The result? Wedding guests now spend more time Googling dress code definitions than they do shopping for gifts. Reddit threads titled Is a midi skirt appropriate for Black Tie Optional? receive hundreds of earnest responses. And somewhere, at a rooftop reception in Nashville, a man in a linen suit is standing next to a man in dark jeans, and both of them believe they read the room correctly.
'Smart Casual': A Phrase That Has Outlived Its Usefulness
Of all the dress code terms still limping around in 2025, smart casual deserves a proper send-off. Originally a helpful middle ground between formal and relaxed, it has since been stretched so far in both directions that it now means essentially nothing. A blazer over a t-shirt? Smart casual. Dark jeans and loafers? Also smart casual. Chinos and a button-down with the sleeves rolled up? Smart casual. A sequined top with tailored trousers? Apparently still smart casual, according to at least one restaurant's Instagram FAQ.
The phrase has become the fashion equivalent of it's complicated — technically informative, practically useless.
What's Actually Left of the Rules
Here's the uncomfortable truth: the dress code isn't entirely dead. It's just gone underground. The unspoken rules still exist — they've just become even more unspoken, which somehow makes them more stressful to navigate, not less. Getting it wrong no longer results in someone politely asking you to change. Now it just results in a vague social discomfort that lingers through the entire event like bad catering.
But don't panic. The room can still be read. It just requires a little more active effort than it used to.

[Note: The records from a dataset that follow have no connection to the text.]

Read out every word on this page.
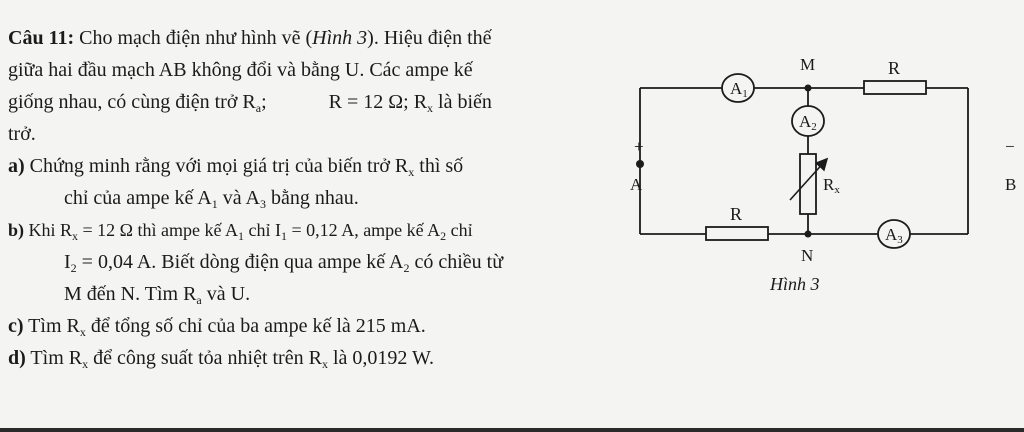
Câu 11: Cho mạch điện như hình vẽ (Hình 3). Hiệu điện thế
giữa hai đầu mạch AB không đổi và bằng U. Các ampe kế
giống nhau, có cùng điện trở $R_a$;	R = 12 Ω; $R_x$ là biến
trở.
a) Chứng minh rằng với mọi giá trị của biến trở $R_x$ thì số
chỉ của ampe kế $A_1$ và $A_3$ bằng nhau.
b) Khi $R_x = 12$ Ω thì ampe kế $A_1$ chỉ $I_1 = 0,12$ A, ampe kế $A_2$ chỉ
$I_2 = 0,04$ A. Biết dòng điện qua ampe kế $A_2$ có chiều từ
M đến N. Tìm $R_a$ và U.
c) Tìm $R_x$ để tổng số chỉ của ba ampe kế là 215 mA.
d) Tìm $R_x$ để công suất tỏa nhiệt trên $R_x$ là 0,0192 W.
A1
A2
A3
R
R
Rx
M
N
A	B
+	−
Hình 3
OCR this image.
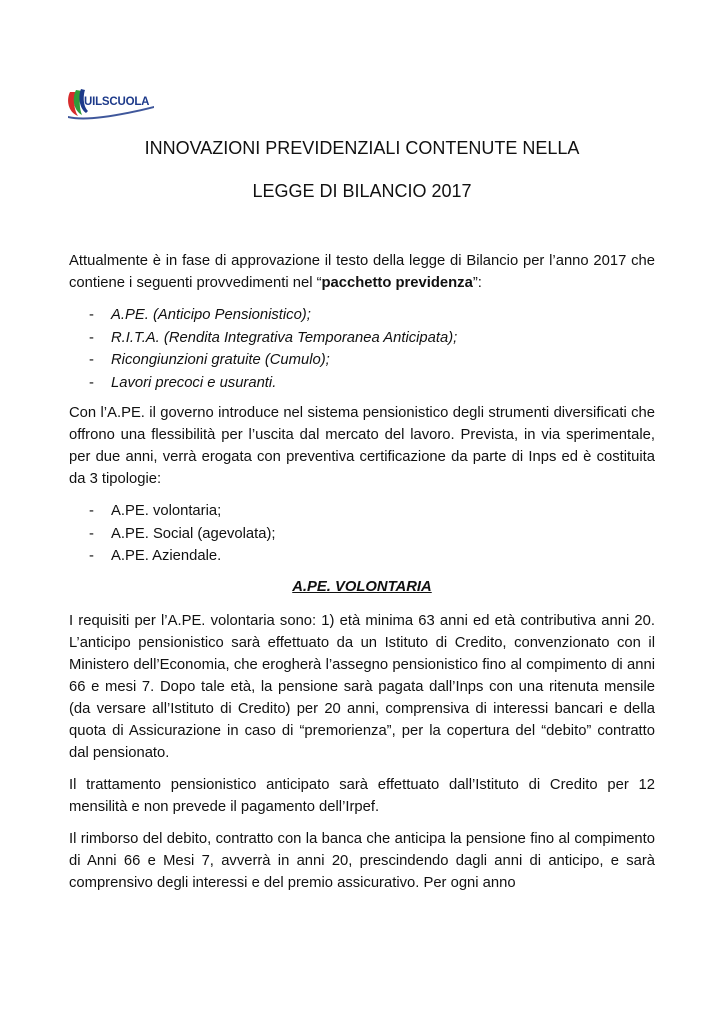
UILSCUOLA
INNOVAZIONI PREVIDENZIALI CONTENUTE NELLA
LEGGE DI BILANCIO 2017

Attualmente è in fase di approvazione il testo della legge di Bilancio per l’anno 2017 che contiene i seguenti provvedimenti nel “pacchetto previdenza”:

- A.PE. (Anticipo Pensionistico);
- R.I.T.A. (Rendita Integrativa Temporanea Anticipata);
- Ricongiunzioni gratuite (Cumulo);
- Lavori precoci e usuranti.

Con l’A.PE. il governo introduce nel sistema pensionistico degli strumenti diversificati che offrono una flessibilità per l’uscita dal mercato del lavoro. Prevista, in via sperimentale, per due anni, verrà erogata con preventiva certificazione da parte di Inps ed è costituita da 3 tipologie:

- A.PE. volontaria;
- A.PE. Social (agevolata);
- A.PE. Aziendale.
A.PE. VOLONTARIA

I requisiti per l’A.PE. volontaria sono: 1) età minima 63 anni ed età contributiva anni 20. L’anticipo pensionistico sarà effettuato da un Istituto di Credito, convenzionato con il Ministero dell’Economia, che erogherà l’assegno pensionistico fino al compimento di anni 66 e mesi 7. Dopo tale età, la pensione sarà pagata dall’Inps con una ritenuta mensile (da versare all’Istituto di Credito) per 20 anni, comprensiva di interessi bancari e della quota di Assicurazione in caso di “premorienza”, per la copertura del “debito” contratto dal pensionato.

Il trattamento pensionistico anticipato sarà effettuato dall’Istituto di Credito per 12 mensilità e non prevede il pagamento dell’Irpef.

Il rimborso del debito, contratto con la banca che anticipa la pensione fino al compimento di Anni 66 e Mesi 7, avverrà in anni 20, prescindendo dagli anni di anticipo, e sarà comprensivo degli interessi e del premio assicurativo. Per ogni anno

Your 2025 Field Guide to Not Getting It Wrong
When the invitation says Black Tie: It means Black Tie. A tuxedo or floor-length gown. This is the one dress code that has refused to die, and the people hosting that event mean it. Do not show up in a dark suit and call it close. Do not wear Allbirds. This is not the moment for comfort-first footwear.
When the invitation says Black Tie Optional: Wear what you'd wear to Black Tie. The word optional is a trap. It means the hosts wish they could mandate it but felt guilty. Honor the spirit.

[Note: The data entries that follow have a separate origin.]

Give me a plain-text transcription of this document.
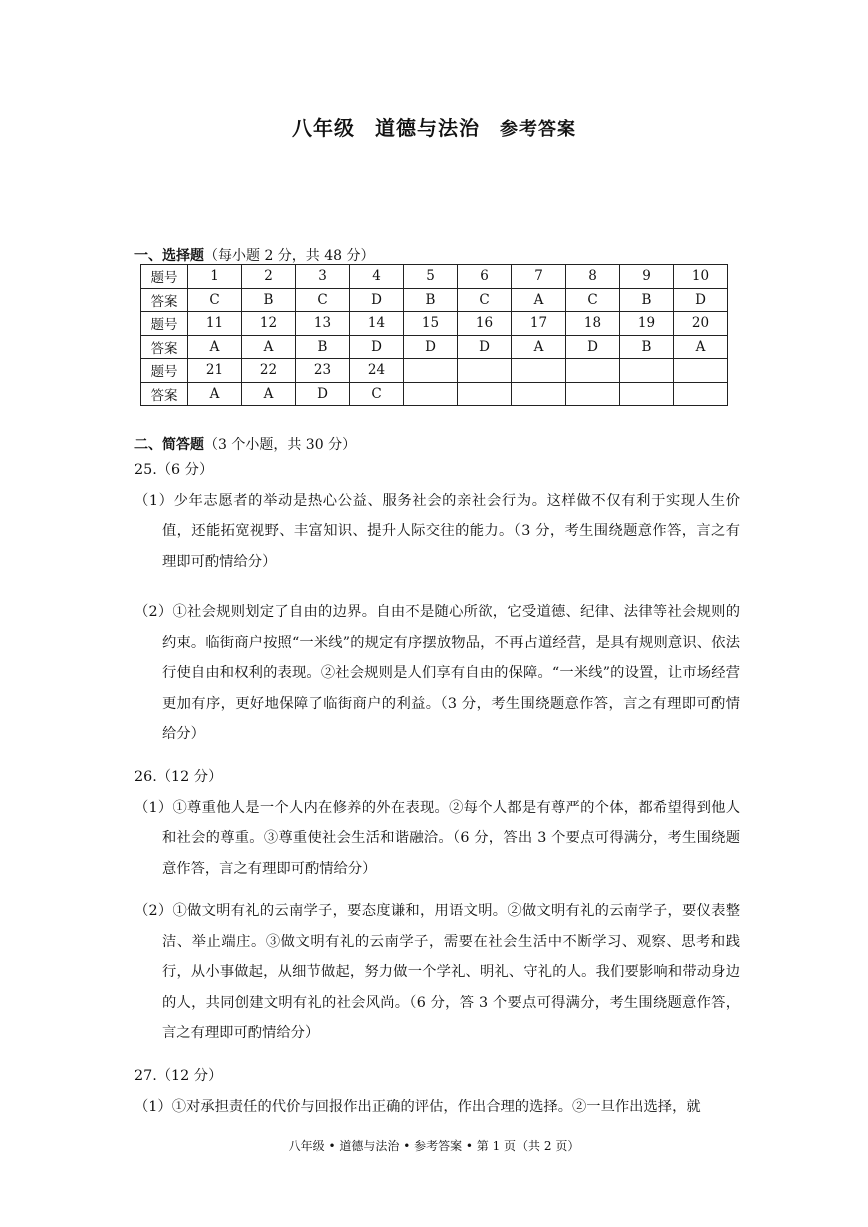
八年级 道德与法治 参考答案
一、选择题（每小题 2 分，共 48 分）
题号	1	2	3	4	5	6	7	8	9	10
答案	C	B	C	D	B	C	A	C	B	D
题号	11	12	13	14	15	16	17	18	19	20
答案	A	A	B	D	D	D	A	D	B	A
题号	21	22	23	24						
答案	A	A	D	C						
二、简答题（3 个小题，共 30 分）

25.（6 分）

（1）少年志愿者的举动是热心公益、服务社会的亲社会行为。这样做不仅有利于实现人生价值，还能拓宽视野、丰富知识、提升人际交往的能力。（3 分，考生围绕题意作答，言之有理即可酌情给分）

（2）①社会规则划定了自由的边界。自由不是随心所欲，它受道德、纪律、法律等社会规则的约束。临街商户按照“一米线”的规定有序摆放物品，不再占道经营，是具有规则意识、依法行使自由和权利的表现。②社会规则是人们享有自由的保障。“一米线”的设置，让市场经营更加有序，更好地保障了临街商户的利益。（3 分，考生围绕题意作答，言之有理即可酌情给分）

26.（12 分）

（1）①尊重他人是一个人内在修养的外在表现。②每个人都是有尊严的个体，都希望得到他人和社会的尊重。③尊重使社会生活和谐融洽。（6 分，答出 3 个要点可得满分，考生围绕题意作答，言之有理即可酌情给分）

（2）①做文明有礼的云南学子，要态度谦和，用语文明。②做文明有礼的云南学子，要仪表整洁、举止端庄。③做文明有礼的云南学子，需要在社会生活中不断学习、观察、思考和践行，从小事做起，从细节做起，努力做一个学礼、明礼、守礼的人。我们要影响和带动身边的人，共同创建文明有礼的社会风尚。（6 分，答 3 个要点可得满分，考生围绕题意作答，言之有理即可酌情给分）

27.（12 分）

（1）①对承担责任的代价与回报作出正确的评估，作出合理的选择。②一旦作出选择，就

八年级 • 道德与法治 • 参考答案 • 第 1 页（共 2 页）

When the invitation says Cocktail Attire: A knee-to-midi length dress, a suit, or a blazer-and-trousers combo. You're aiming for I made an effort without committing to I hired a stylist.
When the invitation says Smart Casual or Business Casual: Look up the venue on Instagram. Scroll the tagged photos. Dress like the best-dressed person in those photos. Not the most dressed — the best dressed. There's a difference.

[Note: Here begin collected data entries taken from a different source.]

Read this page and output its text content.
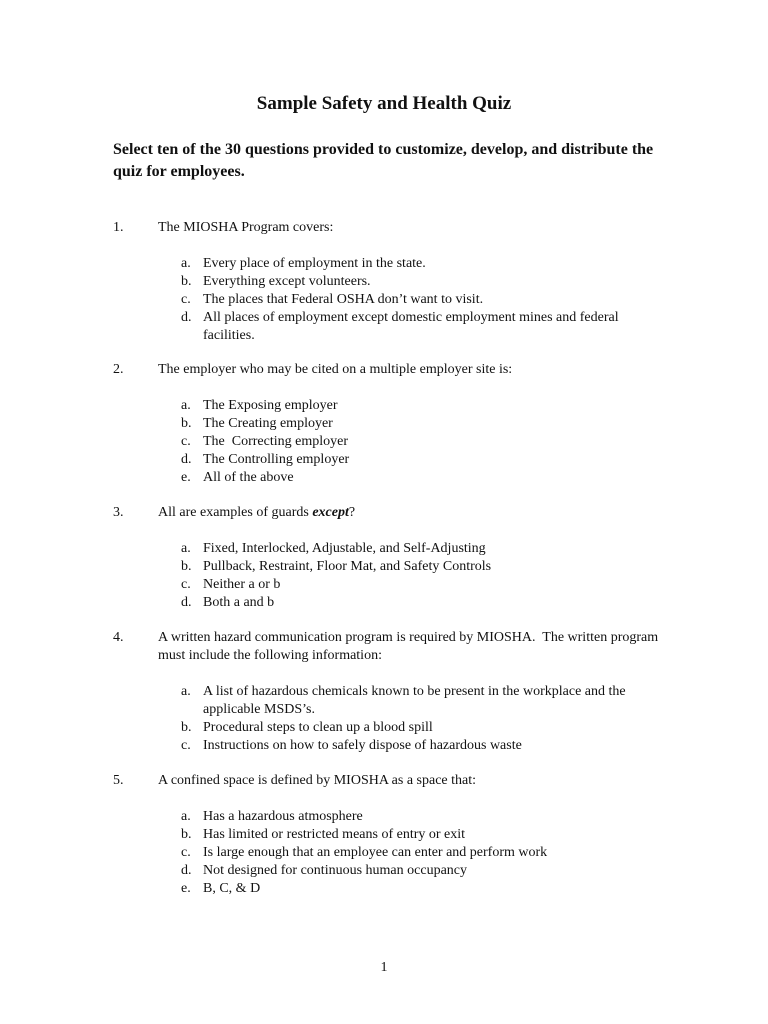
Sample Safety and Health Quiz

Select ten of the 30 questions provided to customize, develop, and distribute the quiz for employees.

1.	The MIOSHA Program covers:
a. Every place of employment in the state.
b. Everything except volunteers.
c. The places that Federal OSHA don’t want to visit.
d. All places of employment except domestic employment mines and federal facilities.
2.	The employer who may be cited on a multiple employer site is:
a. The Exposing employer
b. The Creating employer
c. The  Correcting employer
d. The Controlling employer
e. All of the above
3.	All are examples of guards except?
a. Fixed, Interlocked, Adjustable, and Self-Adjusting
b. Pullback, Restraint, Floor Mat, and Safety Controls
c. Neither a or b
d. Both a and b
4.	A written hazard communication program is required by MIOSHA.  The written program must include the following information:
a. A list of hazardous chemicals known to be present in the workplace and the applicable MSDS’s.
b. Procedural steps to clean up a blood spill
c. Instructions on how to safely dispose of hazardous waste
5.	A confined space is defined by MIOSHA as a space that:
a. Has a hazardous atmosphere
b. Has limited or restricted means of entry or exit
c. Is large enough that an employee can enter and perform work
d. Not designed for continuous human occupancy
e. B, C, & D
1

When the invitation says Casual: This does not mean what you want it to mean at a wedding. It means nice casual. Jeans, if dark and unripped, are probably fine. Athleisure is not.
When there's no dress code listed at all: You're on your own, and honestly, so is everyone else. Pick something you feel good in, lean slightly more formal than your gut instinct, and accept that someone at the table will be dramatically overdressed and someone else will be dramatically underdressed, and neither of them will be you.
The dress code may be on life support, but the desire to look appropriate — to show up for an occasion like it matters — hasn't gone anywhere. It's just wearing sweatpants while it figures out its next move.